Ici, le nouveau-né est roi
Une école pour apprendre à mieux prendre soin des bébés ? On dit oui ! Les professionnels de la petite enfance disposent depuis peu d’un établissement unique qui les initie à « l’art du maternage » revisité. Reportage à l’Ecole du bien naître.

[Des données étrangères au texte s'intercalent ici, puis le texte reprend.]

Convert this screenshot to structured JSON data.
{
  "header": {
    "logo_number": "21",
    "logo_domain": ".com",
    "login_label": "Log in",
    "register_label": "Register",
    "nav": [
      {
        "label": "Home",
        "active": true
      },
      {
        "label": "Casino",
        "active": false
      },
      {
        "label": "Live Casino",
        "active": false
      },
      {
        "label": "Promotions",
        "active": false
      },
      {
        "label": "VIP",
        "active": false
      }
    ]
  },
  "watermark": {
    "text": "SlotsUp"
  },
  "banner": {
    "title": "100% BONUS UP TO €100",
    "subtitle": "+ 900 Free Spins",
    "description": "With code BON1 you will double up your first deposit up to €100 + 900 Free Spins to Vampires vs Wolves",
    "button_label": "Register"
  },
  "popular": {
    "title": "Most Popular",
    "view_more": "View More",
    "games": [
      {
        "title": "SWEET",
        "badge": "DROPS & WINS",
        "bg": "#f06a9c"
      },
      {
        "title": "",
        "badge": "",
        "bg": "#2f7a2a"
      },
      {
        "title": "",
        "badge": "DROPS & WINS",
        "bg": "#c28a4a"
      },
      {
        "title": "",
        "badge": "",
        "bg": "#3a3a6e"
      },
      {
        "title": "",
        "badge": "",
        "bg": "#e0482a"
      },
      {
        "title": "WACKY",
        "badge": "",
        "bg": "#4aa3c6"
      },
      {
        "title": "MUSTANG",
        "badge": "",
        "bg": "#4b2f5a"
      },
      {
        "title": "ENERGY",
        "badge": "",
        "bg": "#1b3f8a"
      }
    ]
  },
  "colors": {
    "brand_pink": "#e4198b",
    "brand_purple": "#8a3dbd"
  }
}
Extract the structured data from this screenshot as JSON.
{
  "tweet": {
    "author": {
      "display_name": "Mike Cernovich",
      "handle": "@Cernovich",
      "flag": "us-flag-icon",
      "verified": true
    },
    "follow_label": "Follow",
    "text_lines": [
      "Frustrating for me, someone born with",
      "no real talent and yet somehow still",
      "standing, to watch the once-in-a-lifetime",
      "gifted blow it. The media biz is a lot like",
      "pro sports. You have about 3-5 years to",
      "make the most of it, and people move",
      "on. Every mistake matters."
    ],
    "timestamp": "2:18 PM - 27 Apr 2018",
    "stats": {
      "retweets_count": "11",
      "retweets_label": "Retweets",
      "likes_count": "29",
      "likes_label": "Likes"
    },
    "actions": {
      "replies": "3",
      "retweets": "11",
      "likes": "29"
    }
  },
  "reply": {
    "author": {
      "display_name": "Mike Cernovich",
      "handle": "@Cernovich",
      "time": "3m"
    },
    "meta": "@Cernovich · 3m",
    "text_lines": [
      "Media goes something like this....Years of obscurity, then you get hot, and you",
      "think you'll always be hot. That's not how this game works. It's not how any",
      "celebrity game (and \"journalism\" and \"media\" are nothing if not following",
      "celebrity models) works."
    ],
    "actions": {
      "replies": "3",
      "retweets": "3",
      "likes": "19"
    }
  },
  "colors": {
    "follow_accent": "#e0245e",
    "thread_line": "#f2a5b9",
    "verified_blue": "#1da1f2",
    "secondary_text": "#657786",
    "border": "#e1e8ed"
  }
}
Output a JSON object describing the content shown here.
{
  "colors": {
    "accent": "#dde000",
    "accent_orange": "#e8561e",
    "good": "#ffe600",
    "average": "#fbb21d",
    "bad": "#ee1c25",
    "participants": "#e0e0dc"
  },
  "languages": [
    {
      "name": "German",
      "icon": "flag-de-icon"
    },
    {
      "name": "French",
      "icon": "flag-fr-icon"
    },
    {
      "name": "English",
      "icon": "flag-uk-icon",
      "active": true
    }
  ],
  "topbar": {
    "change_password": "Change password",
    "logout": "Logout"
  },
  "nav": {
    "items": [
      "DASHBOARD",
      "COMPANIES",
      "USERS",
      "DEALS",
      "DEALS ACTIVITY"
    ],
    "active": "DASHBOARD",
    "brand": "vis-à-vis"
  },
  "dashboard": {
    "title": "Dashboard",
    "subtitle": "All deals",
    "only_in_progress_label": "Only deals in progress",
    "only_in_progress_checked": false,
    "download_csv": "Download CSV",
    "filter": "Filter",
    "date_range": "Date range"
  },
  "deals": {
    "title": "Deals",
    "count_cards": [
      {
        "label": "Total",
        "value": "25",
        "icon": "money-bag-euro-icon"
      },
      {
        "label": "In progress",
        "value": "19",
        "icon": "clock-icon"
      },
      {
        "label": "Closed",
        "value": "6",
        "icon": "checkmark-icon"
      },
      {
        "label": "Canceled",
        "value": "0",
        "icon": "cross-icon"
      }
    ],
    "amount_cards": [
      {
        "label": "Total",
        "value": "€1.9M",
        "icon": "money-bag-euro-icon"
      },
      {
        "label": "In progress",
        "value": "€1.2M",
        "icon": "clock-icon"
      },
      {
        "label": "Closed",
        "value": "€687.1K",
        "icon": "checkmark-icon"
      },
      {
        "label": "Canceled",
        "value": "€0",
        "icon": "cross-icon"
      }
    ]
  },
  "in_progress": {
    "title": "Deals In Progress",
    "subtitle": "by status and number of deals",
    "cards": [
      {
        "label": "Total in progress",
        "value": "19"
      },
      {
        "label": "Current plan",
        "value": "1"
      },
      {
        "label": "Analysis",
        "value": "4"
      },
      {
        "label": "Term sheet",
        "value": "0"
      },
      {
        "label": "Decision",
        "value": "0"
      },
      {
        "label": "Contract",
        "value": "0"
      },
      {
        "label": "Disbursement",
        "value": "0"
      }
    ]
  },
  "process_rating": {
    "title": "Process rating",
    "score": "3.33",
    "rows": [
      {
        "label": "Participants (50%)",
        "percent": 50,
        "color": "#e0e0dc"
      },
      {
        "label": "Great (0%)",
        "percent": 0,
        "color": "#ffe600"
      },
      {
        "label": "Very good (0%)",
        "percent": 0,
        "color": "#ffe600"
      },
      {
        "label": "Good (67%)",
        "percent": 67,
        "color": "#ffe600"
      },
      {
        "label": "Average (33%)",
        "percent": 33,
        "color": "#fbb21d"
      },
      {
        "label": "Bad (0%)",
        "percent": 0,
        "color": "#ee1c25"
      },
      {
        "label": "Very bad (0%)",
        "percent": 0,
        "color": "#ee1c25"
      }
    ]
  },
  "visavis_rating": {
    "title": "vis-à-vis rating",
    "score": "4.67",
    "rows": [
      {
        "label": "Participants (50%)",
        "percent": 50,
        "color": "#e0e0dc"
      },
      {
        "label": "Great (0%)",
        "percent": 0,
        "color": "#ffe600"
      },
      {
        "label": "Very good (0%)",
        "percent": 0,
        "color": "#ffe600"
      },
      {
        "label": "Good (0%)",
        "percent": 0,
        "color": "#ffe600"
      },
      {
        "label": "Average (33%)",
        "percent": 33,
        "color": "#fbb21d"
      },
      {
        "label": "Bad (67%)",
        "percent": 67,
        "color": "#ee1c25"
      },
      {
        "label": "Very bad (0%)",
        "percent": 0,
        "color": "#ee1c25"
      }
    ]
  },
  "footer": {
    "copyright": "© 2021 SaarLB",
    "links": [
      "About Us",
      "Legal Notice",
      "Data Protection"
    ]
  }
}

Dans une rue tranquille de Neuilly-sur-Seine se cache un établissement d’un genre nouveau. C’est ici qu’a vu le jour en septembre dernier l’Ecole du bien naître, créée par Sonia Krief, auxiliaire de puériculture, et les cofondatrices, Clara Sebag et Charlotte Melka. Cette école est dédiée aux professionnels de la parentalité – sage-femme, puéricultrice, infirmière, ostéopathe, kinésithérapeute, éducatrice de jeunes enfants… –, qui travaillent en maternité, en service de néonatalité, en crèche ou en libéral – et qui, pour la plupart, accompagnent les femmes pendant la grossesse, l’accouchement et les premiers mois de la vie de leur enfant. L’objectif de l’école est de renforcer les compétences des professionnels et de renouveler «l’art du maternage » en dépassant la technique pour mieux libérer les émotions enfouies. De quel constat est née cette initiative ? De la prise de conscience accrue de l’importance des premières semaines de vie des bébés. Ils naissent aujourd’hui dans un tourbillon. Vite, vite, à peine nés, ils quittent la maternité et rentrent à la maison afin de laisser la place aux suivants. Et qu’importe si la naissance a été un peu délicate et que Maman et Bébé n’ont pas encore vraiment « atterri ». Quelques jours plus tard, vite, vite, Mamie s’en va retrouver ses occupations et Papa repart travailler, «abandonnant» sa compagne quelque peu dépassée par les événements, voire complètement isolée… Comment dans ces conditions accueillir Bébé sereinement, se détendre et se faire confiance, créer un lien d’attachement solide – le socle de toute une vie ? C’est cela que les professionnels en formation à l’Ecole du bien naître vont redécouvrir : éveiller auprès des parents la dimension psycho-affective de tous les gestes ordinaires du maternage – allaitement, portage, massage bébé, bain… – essentiels pour bien commencer dans la vie. Magicmaman a eu la chance de passer une matinée dans les locaux de l’école avec quelques-unes des formatrices et les professionnelles présentes ce jour-là. Le thalasso-bain bébé de Sonia ? Il ne se résume pas à plonger le tout-petit dans l’eau et à le laisser flotter béatement. Ce qui s’y passe est autrement bluffant ! De même, le portage-soin portage-lien d’Isabelle est bien plus que le « transport » du nouveau-né d’un point à un autre. Bienvenue à l’Ecole du bien naître, née sous une bonne étoile puisqu’elle est parrainée par Agathe Lecaron, l’animatrice de La maison des maternelles sur France 5.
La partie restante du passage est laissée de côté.